U.S. Navy mission and organization

Sea Power, Jan 2003

SEAPOWER/NAVY

Today's Navy: "On-Scene, On-Call, and On-Demand"

The mission of the U.S. Navy is to maintain, train, and equip combatready naval forces capable of winning wars, deterring aggression, and maintaining freedom of the seas. The Department of the Navy has three principal components: the Navy Department, consisting of executive offices mostly in Washington, D.C.; the operating forces, including the Marine Corps, the reserve components, and, in time of war, the U.S. Coast Guard (in peace, now a component of the Department of Transportation, but soon to be a component of the new Department of Homeland Security); and the shore establishment. Today's Navy numbers approximately 384,311 active-duty men and women (54,696 officers, 325,939 enlisted, and 4,276 midshipmen); 158,937 Ready Reservists; and just over 185,500 civilian employees. In the active fleet on 3 December 2002, a day typical of most in the Navy's operational posture, were 310 ships and more than 4,000 operational aircraft; 44 percent of the fleet (136 ships) was underway from homeport on that same date, with 35 percent (110 ships) of them forward-deployed and supporting Operation Enduring Freedom or participating in routine exercises and operations. In the U.S. submarine force, 28 percent (15 submarines) were underway, with 21 percent (11 submarines) on deployment.
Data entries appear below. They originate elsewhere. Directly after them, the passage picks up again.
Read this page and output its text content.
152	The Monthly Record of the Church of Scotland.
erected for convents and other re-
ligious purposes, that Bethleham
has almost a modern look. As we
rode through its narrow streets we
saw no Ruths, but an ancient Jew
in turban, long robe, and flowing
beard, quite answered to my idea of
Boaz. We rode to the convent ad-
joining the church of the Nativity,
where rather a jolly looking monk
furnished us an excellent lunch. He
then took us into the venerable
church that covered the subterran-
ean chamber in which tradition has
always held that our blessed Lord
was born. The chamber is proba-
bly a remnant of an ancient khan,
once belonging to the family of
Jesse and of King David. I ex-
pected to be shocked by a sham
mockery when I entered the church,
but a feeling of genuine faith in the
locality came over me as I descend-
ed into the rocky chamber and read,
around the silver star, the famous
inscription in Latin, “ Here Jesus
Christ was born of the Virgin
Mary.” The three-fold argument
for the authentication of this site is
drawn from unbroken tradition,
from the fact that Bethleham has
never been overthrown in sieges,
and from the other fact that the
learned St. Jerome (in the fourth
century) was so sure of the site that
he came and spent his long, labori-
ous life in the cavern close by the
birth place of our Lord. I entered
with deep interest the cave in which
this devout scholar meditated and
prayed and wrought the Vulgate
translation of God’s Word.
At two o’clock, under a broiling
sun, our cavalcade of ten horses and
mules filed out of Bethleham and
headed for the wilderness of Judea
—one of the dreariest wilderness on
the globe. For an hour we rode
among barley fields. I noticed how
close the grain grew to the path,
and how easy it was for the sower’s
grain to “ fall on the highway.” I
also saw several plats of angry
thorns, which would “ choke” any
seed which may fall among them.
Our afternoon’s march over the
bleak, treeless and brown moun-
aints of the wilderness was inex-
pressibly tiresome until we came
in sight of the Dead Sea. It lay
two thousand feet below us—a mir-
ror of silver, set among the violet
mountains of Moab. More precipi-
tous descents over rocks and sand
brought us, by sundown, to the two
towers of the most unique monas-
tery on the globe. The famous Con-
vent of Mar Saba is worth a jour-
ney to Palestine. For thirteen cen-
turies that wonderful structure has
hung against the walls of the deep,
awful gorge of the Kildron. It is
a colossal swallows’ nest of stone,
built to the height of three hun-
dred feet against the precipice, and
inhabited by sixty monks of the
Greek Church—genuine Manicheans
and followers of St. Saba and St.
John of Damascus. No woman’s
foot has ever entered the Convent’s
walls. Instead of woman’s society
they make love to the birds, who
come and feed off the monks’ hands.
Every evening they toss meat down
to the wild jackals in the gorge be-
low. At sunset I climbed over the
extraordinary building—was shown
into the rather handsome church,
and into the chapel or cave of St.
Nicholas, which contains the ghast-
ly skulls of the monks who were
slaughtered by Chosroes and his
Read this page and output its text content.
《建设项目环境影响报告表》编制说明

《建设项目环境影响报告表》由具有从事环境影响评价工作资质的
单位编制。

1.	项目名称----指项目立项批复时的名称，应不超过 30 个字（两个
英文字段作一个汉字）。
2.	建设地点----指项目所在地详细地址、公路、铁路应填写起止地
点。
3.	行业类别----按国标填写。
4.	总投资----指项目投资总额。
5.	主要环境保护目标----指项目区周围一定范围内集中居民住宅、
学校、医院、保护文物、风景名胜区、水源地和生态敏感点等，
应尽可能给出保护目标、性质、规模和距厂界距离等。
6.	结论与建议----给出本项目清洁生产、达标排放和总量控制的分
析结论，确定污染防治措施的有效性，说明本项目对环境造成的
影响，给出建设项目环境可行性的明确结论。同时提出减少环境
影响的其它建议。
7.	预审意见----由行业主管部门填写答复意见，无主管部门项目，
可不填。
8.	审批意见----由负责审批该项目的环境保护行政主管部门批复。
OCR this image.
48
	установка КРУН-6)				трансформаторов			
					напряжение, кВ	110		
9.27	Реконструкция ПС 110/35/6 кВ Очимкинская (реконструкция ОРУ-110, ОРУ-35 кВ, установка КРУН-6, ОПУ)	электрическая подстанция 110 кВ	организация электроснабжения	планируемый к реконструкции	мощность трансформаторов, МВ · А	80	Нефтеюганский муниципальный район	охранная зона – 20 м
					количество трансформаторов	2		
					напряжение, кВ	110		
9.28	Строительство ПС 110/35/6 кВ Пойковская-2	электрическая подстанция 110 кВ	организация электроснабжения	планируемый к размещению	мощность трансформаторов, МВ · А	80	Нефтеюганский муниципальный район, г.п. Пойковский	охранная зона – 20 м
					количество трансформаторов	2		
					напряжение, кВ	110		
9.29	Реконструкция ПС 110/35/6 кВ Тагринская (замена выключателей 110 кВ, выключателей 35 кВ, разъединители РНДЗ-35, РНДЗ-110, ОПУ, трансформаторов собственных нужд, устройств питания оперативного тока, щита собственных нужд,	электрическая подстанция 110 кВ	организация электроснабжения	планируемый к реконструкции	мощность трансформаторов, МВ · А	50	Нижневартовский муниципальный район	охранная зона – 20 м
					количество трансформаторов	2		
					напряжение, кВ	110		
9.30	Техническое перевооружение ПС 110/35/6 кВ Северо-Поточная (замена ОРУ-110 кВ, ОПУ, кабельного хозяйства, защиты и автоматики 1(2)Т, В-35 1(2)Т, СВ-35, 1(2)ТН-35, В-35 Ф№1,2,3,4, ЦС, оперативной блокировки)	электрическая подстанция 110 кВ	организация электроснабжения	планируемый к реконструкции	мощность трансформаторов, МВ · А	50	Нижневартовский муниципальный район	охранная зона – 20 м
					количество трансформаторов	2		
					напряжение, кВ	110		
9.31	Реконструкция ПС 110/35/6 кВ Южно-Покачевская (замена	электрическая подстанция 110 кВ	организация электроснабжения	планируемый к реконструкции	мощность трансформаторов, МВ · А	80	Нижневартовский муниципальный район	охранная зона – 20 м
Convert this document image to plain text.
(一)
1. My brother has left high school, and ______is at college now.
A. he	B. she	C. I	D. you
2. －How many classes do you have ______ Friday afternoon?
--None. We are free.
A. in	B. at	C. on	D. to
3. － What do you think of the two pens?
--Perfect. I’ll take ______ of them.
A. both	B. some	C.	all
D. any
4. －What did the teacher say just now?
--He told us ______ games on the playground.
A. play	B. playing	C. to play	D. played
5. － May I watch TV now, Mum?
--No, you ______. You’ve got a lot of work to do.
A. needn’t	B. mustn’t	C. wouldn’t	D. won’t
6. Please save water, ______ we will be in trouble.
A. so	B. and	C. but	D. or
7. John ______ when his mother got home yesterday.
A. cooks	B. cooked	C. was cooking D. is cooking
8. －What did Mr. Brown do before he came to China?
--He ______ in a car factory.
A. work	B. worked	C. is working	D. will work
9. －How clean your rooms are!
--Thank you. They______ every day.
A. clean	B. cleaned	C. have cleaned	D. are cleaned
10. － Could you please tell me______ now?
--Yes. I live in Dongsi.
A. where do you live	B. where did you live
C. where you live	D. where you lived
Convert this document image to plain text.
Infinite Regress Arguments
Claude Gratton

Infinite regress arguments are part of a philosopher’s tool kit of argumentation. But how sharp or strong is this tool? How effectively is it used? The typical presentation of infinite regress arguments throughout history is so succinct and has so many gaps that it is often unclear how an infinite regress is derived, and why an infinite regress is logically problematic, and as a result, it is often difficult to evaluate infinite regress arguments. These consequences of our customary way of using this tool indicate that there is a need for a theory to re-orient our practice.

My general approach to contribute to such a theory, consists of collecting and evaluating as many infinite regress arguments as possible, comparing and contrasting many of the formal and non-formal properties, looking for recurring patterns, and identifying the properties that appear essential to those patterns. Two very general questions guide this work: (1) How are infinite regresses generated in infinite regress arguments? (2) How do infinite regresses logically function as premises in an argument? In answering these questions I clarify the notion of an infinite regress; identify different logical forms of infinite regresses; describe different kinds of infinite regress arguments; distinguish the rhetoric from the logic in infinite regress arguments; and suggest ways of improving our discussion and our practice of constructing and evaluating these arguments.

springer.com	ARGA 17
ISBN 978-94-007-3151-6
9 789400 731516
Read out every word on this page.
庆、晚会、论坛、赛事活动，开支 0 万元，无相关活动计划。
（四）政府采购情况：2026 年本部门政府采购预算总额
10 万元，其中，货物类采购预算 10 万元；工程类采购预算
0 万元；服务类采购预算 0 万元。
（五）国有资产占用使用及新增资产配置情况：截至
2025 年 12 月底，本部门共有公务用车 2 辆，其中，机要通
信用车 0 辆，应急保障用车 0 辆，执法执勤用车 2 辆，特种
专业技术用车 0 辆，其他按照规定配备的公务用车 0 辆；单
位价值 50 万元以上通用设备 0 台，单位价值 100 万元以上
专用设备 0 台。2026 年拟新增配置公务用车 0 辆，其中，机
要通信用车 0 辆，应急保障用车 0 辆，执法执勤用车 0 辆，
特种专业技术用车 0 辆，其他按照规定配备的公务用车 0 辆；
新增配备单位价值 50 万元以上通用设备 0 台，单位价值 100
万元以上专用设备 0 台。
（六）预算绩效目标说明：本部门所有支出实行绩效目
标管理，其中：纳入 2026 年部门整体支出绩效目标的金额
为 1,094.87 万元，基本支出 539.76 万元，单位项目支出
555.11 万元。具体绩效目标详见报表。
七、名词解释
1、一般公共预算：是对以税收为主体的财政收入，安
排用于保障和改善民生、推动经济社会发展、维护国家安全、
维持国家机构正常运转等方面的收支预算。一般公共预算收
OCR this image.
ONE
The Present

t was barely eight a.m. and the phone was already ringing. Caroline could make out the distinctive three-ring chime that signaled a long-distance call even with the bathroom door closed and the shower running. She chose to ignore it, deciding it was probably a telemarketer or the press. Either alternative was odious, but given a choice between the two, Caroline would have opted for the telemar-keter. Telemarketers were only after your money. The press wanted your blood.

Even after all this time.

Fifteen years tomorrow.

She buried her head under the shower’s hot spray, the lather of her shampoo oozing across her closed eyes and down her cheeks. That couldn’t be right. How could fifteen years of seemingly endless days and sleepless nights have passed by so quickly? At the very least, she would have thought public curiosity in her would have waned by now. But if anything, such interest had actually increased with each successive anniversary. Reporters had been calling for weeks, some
The active fleet-fast approaching its smallest size since the Great Depression--continued to maintain a high operational tempo during a year of anti-terrorist activities in Afghanistan, the Arabian Sea, the Persian Gulf, and the Horn of Africa, as well as enforcement of sanctions against Iraq.

The Navy-Marine Corps team's role in the war against international terrorism, code-named Operation Enduring Freedom, demonstrated exceptional flexibility and combat reach. Expeditionary-warfare missions included sea and area control, strike warfare, humanitarian assistance, and force sustainment. According to Chief of Naval Operations Adm. Vern Clark, the war on international terrorism demonstrated the value to the nation of maintaining a combat-credible Navy that is "on-scene, on-call, and on-demand."

Today's Navy also is a force in transition as its capabilities are transformed by the application of sophisticated information technologies and new warfare systems.

A Revolutionary Start The historical antecedents for today's naval missions and the Navy's organizational structure may be traced directly to the founding of the U.S. Navy on 13 October 1775 during the Revolutionary War.

As the Naval Historical Center aptly states in its monograph on the period, "Beginning with early 1775 actions in coastal waters, followed by Commodore Esek Hopkins' 1776 amphibious assault to capture military stores at New Providence, Bahamas, and reaching a climax in 1781 when French fleet actions off the Virginia Capes led to victory at Yorktown, the war at sea was decisive in the nation's struggle for independence."

The Center's narrative goes on to explain how the small and fragmented Continental naval forces lacked the capabilities for major fleet engagements, but their contributions-usually in a supporting role-were crucial to failure or success ashore. Numerous British merchant ships were captured to provide vitally needed supplies for the hard-pressed Continental Army. Armed vessels transported Washington's troops and joined in the defense of major port cities. American naval officers carried the fight to sea against the British Navy-and beyond to England's shores.

With victory in hand and independence secured, the new republic had, by 1785, sold off the last ships of the Continental Navy. Navies were then, and are today, expensive to build and maintain. The past was prologue, however. The folly of such shortsighted strategic thinking was starkly revealed by the depredations of Mediterranean pirates and by other attacks on U.S. overseas commerce beginning in the 1780s; these were followed by confrontation at sea with France during the 1790s, which culminated in the socalled Quasi War with that country in 1798.

The Constitution of the United States, ratified in 1789, empowered Congress "to provide and maintain a Navy." Congress eventually was moved to action (in 1794) following repeated attacks abroad on the Stars and Stripes, It authorized the procuring and manning of six frigates. Three ships-- USS United States, USS Constellation, and USS Constitution-were launched in 1797. The new United States Navy was born, and its primary mission of defending U.S. commerce overseas would persist until well into the 19th century. From 1794 until 1798, the Department of War administered U.S. naval affairs. In April 1798, however, facing imminent hostilities with France, Congress established the Department of the Navy in order to meet the need for an executive department responsible solely for, and staffed with people expert in, naval affairs. Benjamin Stoddert, who served as secretary of the Continental Board of War during the American Revolution, became the first secretary of the Navy.